The table below is the quick triage I use when a new skill lands in a review.

SignalSafeSuspicious
Trigger descriptionNarrow, task-specificFires on almost anything
Network callsNone, or named official hostUnknown host or IP
Secret accessReads noneReads env vars or .env
Scan behaviorReports findingsSuppresses or weakens rules
CharactersPrintable ASCIIZero-width or bidi control

Run your own secret-scan and sast-scan skills against the repository that ships the third-party skill, too. A skill audit is just another security review, and you already built the tools for it in the steps above. For the broader risk picture, lessons from Snyk’s 10,000 environment audit is worth reading before you open the door to community skills.

Where this leaves you

You now have three focused security skills, an MCP-backed SAST integration, a hook that fails closed on secrets, and a CI backstop that does not trust any one machine. The design principle underneath all of it is defense in depth applied to an AI coding agent: the skill makes the check convenient, the hook makes it mandatory, and CI makes it universal. No single layer is trusted on its own.
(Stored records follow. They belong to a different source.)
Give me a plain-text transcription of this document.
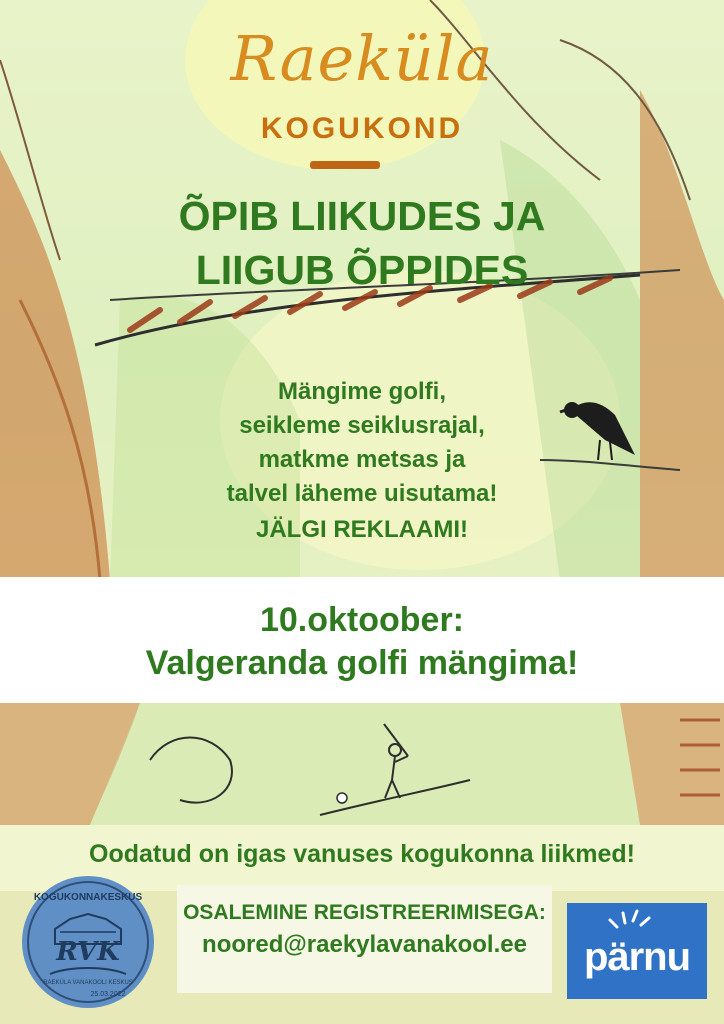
Raeküla
KOGUKOND
ÕPIB LIIKUDES JA
LIIGUB ÕPPIDES
Mängime golfi,
seikleme seiklusrajal,
matkme metsas ja
talvel läheme uisutama!
JÄLGI REKLAAMI!
10.oktoober:
Valgeranda golfi mängima!
Oodatud on igas vanuses kogukonna liikmed!
OSALEMINE REGISTREERIMISEGA:
noored@raekylavanakool.ee	pärnu
KOGUKONNAKESKUS
RVK
RAEKÜLA VANAKOOLI KESKUS
25.03.2022
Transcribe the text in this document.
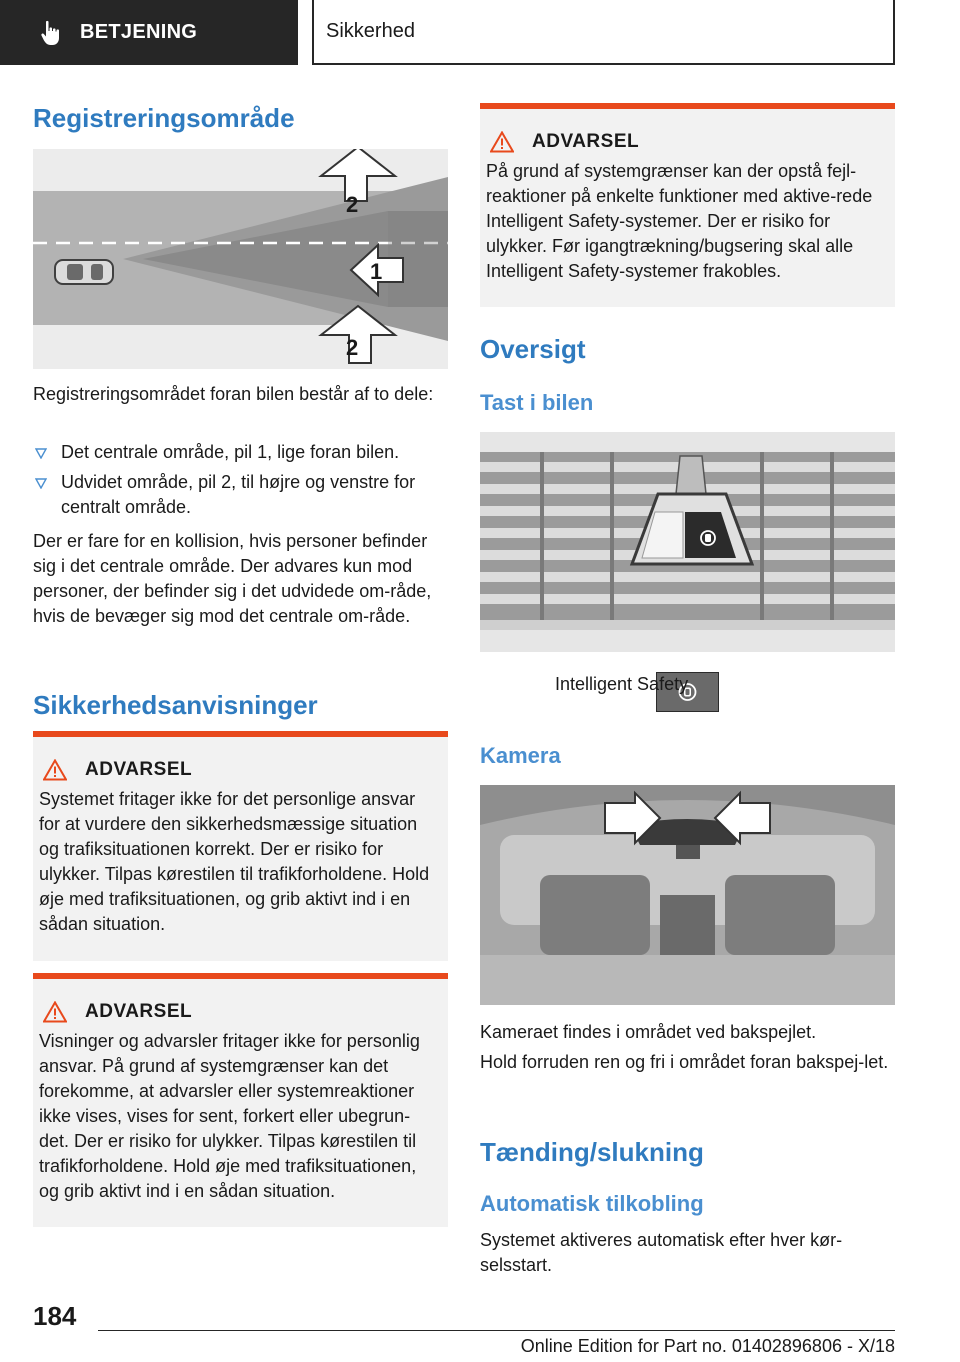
BETJENING	Sikkerhed
Registreringsområde
2
1
2

Registreringsområdet foran bilen består af to dele:

Det centrale område, pil 1, lige foran bilen.
Udvidet område, pil 2, til højre og venstre for centralt område.

Der er fare for en kollision, hvis personer befinder sig i det centrale område. Der advares kun mod personer, der befinder sig i det udvidede om-råde, hvis de bevæger sig mod det centrale om-råde.

Sikkerhedsanvisninger
ADVARSEL

Systemet fritager ikke for det personlige ansvar for at vurdere den sikkerhedsmæssige situation og trafiksituationen korrekt. Der er risiko for ulykker. Tilpas kørestilen til trafikforholdene. Hold øje med trafiksituationen, og grib aktivt ind i en sådan situation.

ADVARSEL

Visninger og advarsler fritager ikke for personlig ansvar. På grund af systemgrænser kan det forekomme, at advarsler eller systemreaktioner ikke vises, vises for sent, forkert eller ubegrun-det. Der er risiko for ulykker. Tilpas kørestilen til trafikforholdene. Hold øje med trafiksituationen, og grib aktivt ind i en sådan situation.

ADVARSEL

På grund af systemgrænser kan der opstå fejl-reaktioner på enkelte funktioner med aktive-rede Intelligent Safety-systemer. Der er risiko for ulykker. Før igangtrækning/bugsering skal alle Intelligent Safety-systemer frakobles.

Oversigt
Tast i bilen

Intelligent Safety

Kamera

Kameraet findes i området ved bakspejlet.

Hold forruden ren og fri i området foran bakspej-let.

Tænding/slukning
Automatisk tilkobling

Systemet aktiveres automatisk efter hver kør-selsstart.

184
Online Edition for Part no. 01402896806 - X/18
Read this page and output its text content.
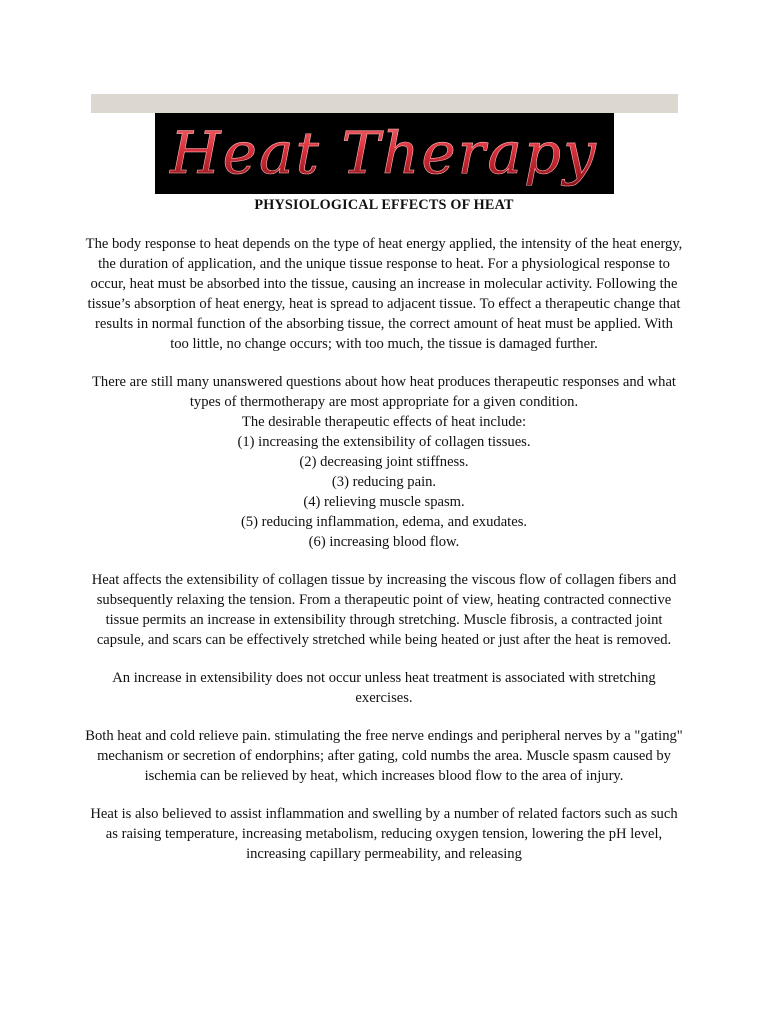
Heat Therapy
PHYSIOLOGICAL EFFECTS OF HEAT
The body response to heat depends on the type of heat energy applied, the intensity of the heat energy, the duration of application, and the unique tissue response to heat. For a physiological response to occur, heat must be absorbed into the tissue, causing an increase in molecular activity. Following the tissue’s absorption of heat energy, heat is spread to adjacent tissue. To effect a therapeutic change that results in normal function of the absorbing tissue, the correct amount of heat must be applied. With too little, no change occurs; with too much, the tissue is damaged further.
There are still many unanswered questions about how heat produces therapeutic responses and what types of thermotherapy are most appropriate for a given condition.
The desirable therapeutic effects of heat include:
(1) increasing the extensibility of collagen tissues.
(2) decreasing joint stiffness.
(3) reducing pain.
(4) relieving muscle spasm.
(5) reducing inflammation, edema, and exudates.
(6) increasing blood flow.
Heat affects the extensibility of collagen tissue by increasing the viscous flow of collagen fibers and subsequently relaxing the tension. From a therapeutic point of view, heating contracted connective tissue permits an increase in extensibility through stretching. Muscle fibrosis, a contracted joint capsule, and scars can be effectively stretched while being heated or just after the heat is removed.
An increase in extensibility does not occur unless heat treatment is associated with stretching exercises.
Both heat and cold relieve pain. stimulating the free nerve endings and peripheral nerves by a "gating" mechanism or secretion of endorphins; after gating, cold numbs the area. Muscle spasm caused by ischemia can be relieved by heat, which increases blood flow to the area of injury.
Heat is also believed to assist inflammation and swelling by a number of related factors such as such as raising temperature, increasing metabolism, reducing oxygen tension, lowering the pH level, increasing capillary permeability, and releasing
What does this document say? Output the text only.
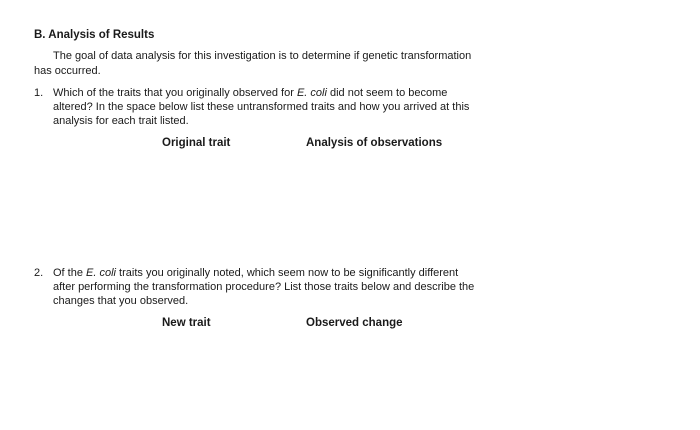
B. Analysis of Results
The goal of data analysis for this investigation is to determine if genetic transformation
has occurred.
1. Which of the traits that you originally observed for E. coli did not seem to become
altered? In the space below list these untransformed traits and how you arrived at this
analysis for each trait listed.
Original trait	Analysis of observations
2. Of the E. coli traits you originally noted, which seem now to be significantly different
after performing the transformation procedure? List those traits below and describe the
changes that you observed.
New trait	Observed change
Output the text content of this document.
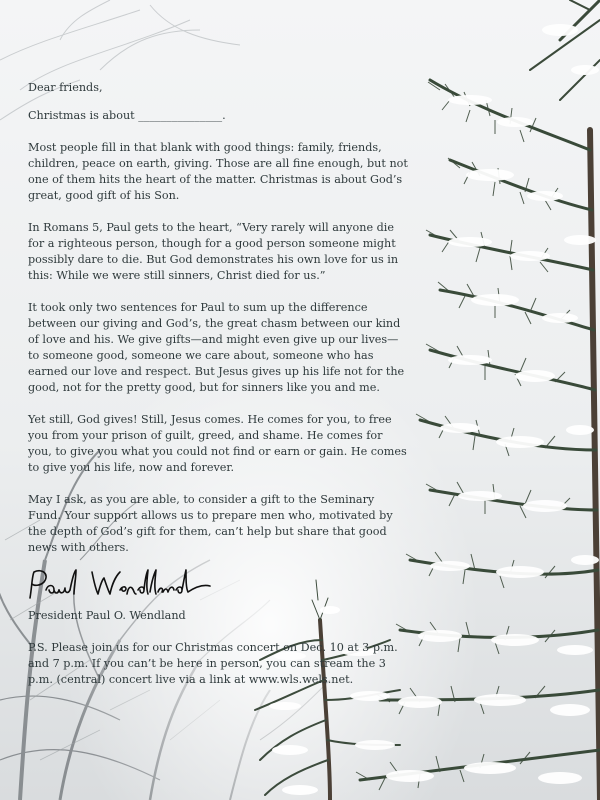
Dear friends,

Christmas is about _______________.

Most people fill in that blank with good things: family, friends, children, peace on earth, giving. Those are all fine enough, but not one of them hits the heart of the matter. Christmas is about God’s great, good gift of his Son.

In Romans 5, Paul gets to the heart, “Very rarely will anyone die for a righteous person, though for a good person someone might possibly dare to die. But God demonstrates his own love for us in this: While we were still sinners, Christ died for us.”

It took only two sentences for Paul to sum up the difference between our giving and God’s, the great chasm between our kind of love and his. We give gifts—and might even give up our lives—to someone good, someone we care about, someone who has earned our love and respect. But Jesus gives up his life not for the good, not for the pretty good, but for sinners like you and me.

Yet still, God gives! Still, Jesus comes. He comes for you, to free you from your prison of guilt, greed, and shame. He comes for you, to give you what you could not find or earn or gain. He comes to give you his life, now and forever.

May I ask, as you are able, to consider a gift to the Seminary Fund. Your support allows us to prepare men who, motivated by the depth of God’s gift for them, can’t help but share that good news with others.

President Paul O. Wendland

P.S. Please join us for our Christmas concert on Dec. 10 at 3 p.m. and 7 p.m. If you can’t be here in person, you can stream the 3 p.m. (central) concert live via a link at www.wls.wels.net.
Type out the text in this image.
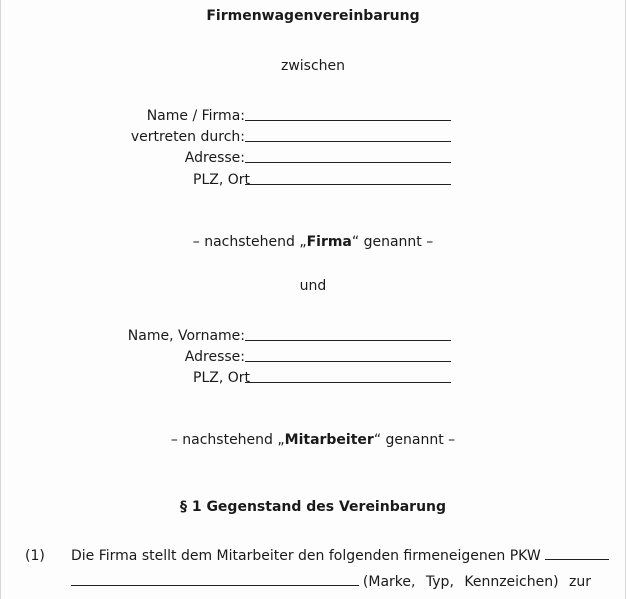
Firmenwagenvereinbarung
zwischen
Name / Firma:
vertreten durch:
Adresse:
PLZ, Ort
– nachstehend „Firma“ genannt –
und
Name, Vorname:
Adresse:
PLZ, Ort
– nachstehend „Mitarbeiter“ genannt –
§ 1 Gegenstand des Vereinbarung
(1) Die Firma stellt dem Mitarbeiter den folgenden firmeneigenen PKW
(Marke, Typ, Kennzeichen) zur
Start with the secret-scan skill and its hook, because that is the check with the worst failure mode and the clearest win. Add the SAST and prompt-injection skills once the first one is part of your team’s muscle memory. Commit the whole .claude/ directory so every clone of the repo inherits the same controls, and re-audit any skill you pull in from outside. The official Claude Code documentation on Agent Skills and GitHub’s own secret scanning docs are the two references to keep open while you build these out.